Para o deputado federal Henrique Fontana (PT-RS), autor do projeto, o anúncio de Dilma foi positivo. Ele lembra que, caso o Congresso não aprove a sua proposta até 5 de outubro deste ano, nenhuma modificação terá validade para a eleição de 2014. Ele acredita que essa hipótese demonstraria a incapacidade do Congresso para legislar sobre o tema, forçando o chamamento da constituinte. Outra interpretação é de que Dilma procurou se aproximar dos manifestantes e fazer um gesto de delegação do poder de decisão a eles.
- É uma forma de demonstrar o apoio dela à reforma política, uma declaração clara de que o poder de decisão vai emanar do povo. Eu torço para que isso sirva para acelerar o projeto na Câmara - disse Fontana.
Lei comum bastaria para reforma
A Constituição de 1988, lembram especialistas, é um texto que estabelece os princípios básicos da sociedade brasileira. Os regramentos específicos, esclarecem, foram determinados por meio de leis ordinárias.
Partindo desse entendimento, a reforma política, com financiamento público de campanha e outras medidas, teria de ocorrer com a aprovação de novas leis que regulam o tema ou, em casos excepcionais, por Propostas de Emenda à Constituição, as chamadas PEC.
- São matérias de legislação comum. A reforma política passa por alterações na Lei das Eleições, na Lei dos Partidos Políticos e na Lei de Inelegibilidades. Isso tudo não está na Constituição - pondera Antônio Augusto Mayer dos Santos.
Pontos da reforma política, avalia o professor da UFRGS Eduardo Carrion, já foram abordados por meio de projetos ao longo dos anos. Ele cita como exemplos a Lei da Ficha Limpa, a Lei de Responsabilidade Fiscal e a Lei de Improbidade Administrativa, todas consideradas avanços para os períodos em que foram criadas.
A proposta de Dilma também é criticada em outros pontos. O plebiscito para opinar ou não pela reforma política, por exemplo, não depende dela, mas de aprovação de decreto legislativo pela Câmara e Senado.
Depois, seria feita votação plebiscitária e, em caso de respaldo popular, ocorreria a eleição dos constituintes. O último passo seria o início dos trabalhos. Presente à reunião de ontem com Dilma, o governador Tarso Genro manifestou apoio às propostas.
- Eu defendo, desde já, a inclusão de membros não ligados a partidos políticos nesta Constituinte.
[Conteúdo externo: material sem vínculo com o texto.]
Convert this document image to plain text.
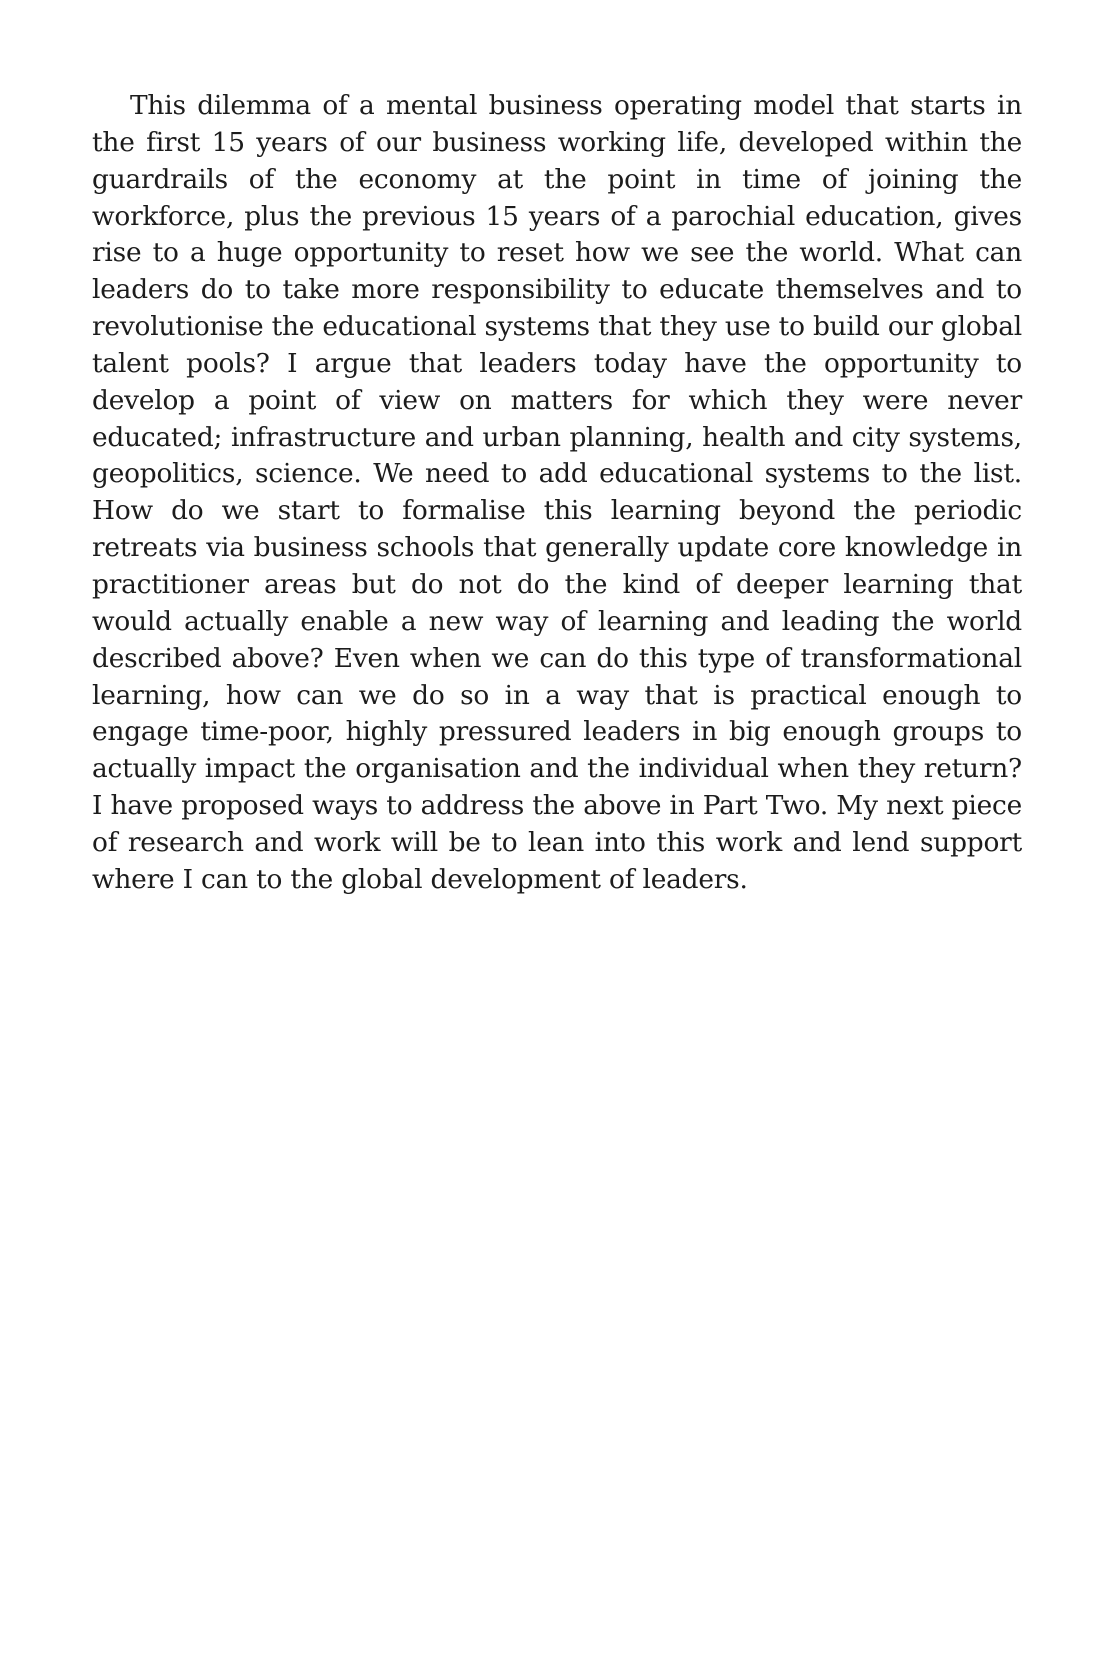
This dilemma of a mental business operating model that starts in the first 15 years of our business working life, developed within the guardrails of the economy at the point in time of joining the workforce, plus the previous 15 years of a parochial education, gives rise to a huge opportunity to reset how we see the world. What can leaders do to take more responsibility to educate themselves and to revolutionise the educational systems that they use to build our global talent pools? I argue that leaders today have the opportunity to develop a point of view on matters for which they were never educated; infrastructure and urban planning, health and city systems, geopolitics, science. We need to add educational systems to the list. How do we start to formalise this learning beyond the periodic retreats via business schools that generally update core knowledge in practitioner areas but do not do the kind of deeper learning that would actually enable a new way of learning and leading the world described above? Even when we can do this type of transformational learning, how can we do so in a way that is practical enough to engage time-poor, highly pressured leaders in big enough groups to actually impact the organisation and the individual when they return? I have proposed ways to address the above in Part Two. My next piece of research and work will be to lean into this work and lend support where I can to the global development of leaders.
É a forma de tirar a asfixia dos partidos e, consequentemente, do governo. E é a melhor forma de se comunicar com essas novas vozes que se erguem na sociedade - declarou.
Resposta rápida
1 - Aprovar no Congresso a proposta do deputado Henrique Fontana (PT-RS). Traz três pontos fundamentais: campanhas terão apenas financiamento público, coligações só serão permitidas para eleição de presidente, governador e prefeito, haverá eleição a cada quatro anos para todos os cargos no mesmo dia.
2 - Plebiscito e convocação de constituinte exclusiva para fazer a reforma política. Os constituintes teriam prazo para redigir e votar o novo sistema eleitoral e dos partidos políticos. Encerrada a constituinte, os mandatos terminariam.
3 - Realização de plebiscito e convocação de uma constituinte congressual. Os eleitos em 2014 teriam de compatibilizar fiscalização do Executivo, votação de projetos e a realização da reforma política.